Tijdens de ADA Scientific Sessions 2022 zijn verschillende studies gepresenteerd over insuline icodec. Onder meer is gekeken naar de effectiviteit ervan bij alternatieve injectieplaatsen.1 Ook is onderzocht wat de hypoglykemische respons is bij overdosering.2
In een gerandomiseerde studie spoten 25 patiënten met diabetes type 2 gedurende 9-13 weken icodec (5,6 eenheden per kg) in hun dijbeen, buik en bovenarm. Onderzocht is of er verschil was in het glucoseverlagende effect 36-60 uur na de injectie. Dit bleek niet het geval. Ook is gekeken naar de maximale concentratie Cmax); die was in de buik en bovenarm hoger dan in het dijbeen (zie tabel).

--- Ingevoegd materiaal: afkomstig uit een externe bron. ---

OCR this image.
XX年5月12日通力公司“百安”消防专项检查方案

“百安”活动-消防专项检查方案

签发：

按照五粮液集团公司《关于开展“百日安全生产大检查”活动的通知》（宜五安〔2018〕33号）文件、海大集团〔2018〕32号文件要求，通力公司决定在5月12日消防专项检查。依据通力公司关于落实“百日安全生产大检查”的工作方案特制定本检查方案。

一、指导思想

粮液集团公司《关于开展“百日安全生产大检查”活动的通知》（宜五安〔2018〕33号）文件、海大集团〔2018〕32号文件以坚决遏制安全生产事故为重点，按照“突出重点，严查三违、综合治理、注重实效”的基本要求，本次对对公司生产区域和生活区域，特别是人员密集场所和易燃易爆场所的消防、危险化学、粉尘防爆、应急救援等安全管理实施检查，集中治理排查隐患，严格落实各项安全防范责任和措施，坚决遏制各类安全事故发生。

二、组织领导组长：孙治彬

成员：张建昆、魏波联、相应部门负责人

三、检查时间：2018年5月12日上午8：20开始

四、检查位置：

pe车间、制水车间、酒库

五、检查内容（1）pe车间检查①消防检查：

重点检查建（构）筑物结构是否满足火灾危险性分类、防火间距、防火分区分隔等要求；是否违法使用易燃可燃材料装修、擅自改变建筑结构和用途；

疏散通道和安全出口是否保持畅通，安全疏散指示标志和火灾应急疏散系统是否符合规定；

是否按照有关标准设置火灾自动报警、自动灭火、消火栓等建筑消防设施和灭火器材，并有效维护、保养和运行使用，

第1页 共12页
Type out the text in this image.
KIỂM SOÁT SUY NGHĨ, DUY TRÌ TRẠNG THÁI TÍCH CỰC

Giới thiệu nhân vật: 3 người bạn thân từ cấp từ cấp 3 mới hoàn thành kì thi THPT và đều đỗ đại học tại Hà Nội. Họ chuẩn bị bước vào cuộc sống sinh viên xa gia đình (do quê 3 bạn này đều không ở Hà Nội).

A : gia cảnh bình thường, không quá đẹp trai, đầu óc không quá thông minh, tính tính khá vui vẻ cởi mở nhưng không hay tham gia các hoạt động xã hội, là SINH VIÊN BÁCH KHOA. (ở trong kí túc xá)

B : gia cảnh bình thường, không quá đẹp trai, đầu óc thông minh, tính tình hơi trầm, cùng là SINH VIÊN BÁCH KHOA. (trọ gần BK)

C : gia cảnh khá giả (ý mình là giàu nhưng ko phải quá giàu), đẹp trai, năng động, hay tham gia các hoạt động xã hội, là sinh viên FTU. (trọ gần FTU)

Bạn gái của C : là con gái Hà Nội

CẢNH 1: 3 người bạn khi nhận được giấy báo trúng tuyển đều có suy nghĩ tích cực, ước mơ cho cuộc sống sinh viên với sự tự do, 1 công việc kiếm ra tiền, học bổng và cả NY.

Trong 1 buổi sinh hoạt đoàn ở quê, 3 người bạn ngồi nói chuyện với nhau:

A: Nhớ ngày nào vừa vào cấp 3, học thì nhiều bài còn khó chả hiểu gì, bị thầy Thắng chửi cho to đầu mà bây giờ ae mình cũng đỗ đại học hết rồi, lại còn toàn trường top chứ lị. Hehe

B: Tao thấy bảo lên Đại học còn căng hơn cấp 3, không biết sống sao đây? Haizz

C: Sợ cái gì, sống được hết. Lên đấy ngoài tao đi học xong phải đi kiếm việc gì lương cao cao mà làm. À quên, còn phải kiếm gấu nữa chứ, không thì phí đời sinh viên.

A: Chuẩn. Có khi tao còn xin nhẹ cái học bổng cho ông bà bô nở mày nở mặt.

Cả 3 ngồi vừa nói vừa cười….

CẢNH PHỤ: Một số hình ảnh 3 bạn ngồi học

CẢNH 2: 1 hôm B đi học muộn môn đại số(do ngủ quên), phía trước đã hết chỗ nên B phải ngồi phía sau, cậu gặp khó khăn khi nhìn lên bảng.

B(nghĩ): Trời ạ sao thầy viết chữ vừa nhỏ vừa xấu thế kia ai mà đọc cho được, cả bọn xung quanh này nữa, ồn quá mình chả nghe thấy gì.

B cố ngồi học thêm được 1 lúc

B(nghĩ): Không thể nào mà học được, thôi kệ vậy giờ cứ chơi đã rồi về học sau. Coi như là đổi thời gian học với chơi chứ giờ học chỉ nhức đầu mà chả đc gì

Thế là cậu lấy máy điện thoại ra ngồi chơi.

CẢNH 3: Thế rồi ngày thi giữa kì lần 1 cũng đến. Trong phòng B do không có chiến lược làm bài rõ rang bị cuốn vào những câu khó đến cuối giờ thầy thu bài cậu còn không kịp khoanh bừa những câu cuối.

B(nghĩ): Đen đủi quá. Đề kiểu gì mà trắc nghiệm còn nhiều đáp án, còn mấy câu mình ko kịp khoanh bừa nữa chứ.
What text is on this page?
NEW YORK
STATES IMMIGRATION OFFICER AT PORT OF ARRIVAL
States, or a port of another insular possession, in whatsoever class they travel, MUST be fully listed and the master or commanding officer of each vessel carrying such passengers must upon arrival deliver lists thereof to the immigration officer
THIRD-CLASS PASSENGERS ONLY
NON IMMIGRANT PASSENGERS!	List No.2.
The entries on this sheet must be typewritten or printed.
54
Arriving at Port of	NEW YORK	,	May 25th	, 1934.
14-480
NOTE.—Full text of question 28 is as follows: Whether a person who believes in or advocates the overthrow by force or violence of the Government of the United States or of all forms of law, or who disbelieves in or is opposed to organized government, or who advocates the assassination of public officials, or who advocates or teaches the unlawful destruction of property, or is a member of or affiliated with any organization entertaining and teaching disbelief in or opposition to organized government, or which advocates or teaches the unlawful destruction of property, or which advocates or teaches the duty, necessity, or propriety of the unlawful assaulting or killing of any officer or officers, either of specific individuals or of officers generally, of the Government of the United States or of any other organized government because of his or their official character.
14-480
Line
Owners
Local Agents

Injectieplaats AUC0-∞,SD Cmax,SD Cmax,SS | |||
Ratio (95%-BI) | |||
Buik vs. dijbeen | 1,02 (0,96-1,09) | 1,17 (1,07-1,29) | 1,11 (1,03-1,19) |
Bovenarm vs. dijbeen | 1,04 (0,98-1,10) | 1,24 (1,14-1,35) | 1,16 (1,10-1,23) |
Buik vs. bovenarm | 0,98 (0,93-1,05) | 0,94 (0,86-1,03) | 0,95 (0,89-1,02) |
SD = single dose; SS = state state
Overdosering
Bij 43 patiënten met diabetes type 2 is onderzocht wat het hypoglykemische effect is na een overdosering icodec vergeleken met een overdosis insuline glargine U100 (iGlar). Zij kregen 6 weken lang eenmaal wekelijks icodec of 12 dagen lang eenmaal dagelijks iGlar, getitreerd tot een nuchtere bloedglucosewaarde van 4,4-12,8 mmol/l.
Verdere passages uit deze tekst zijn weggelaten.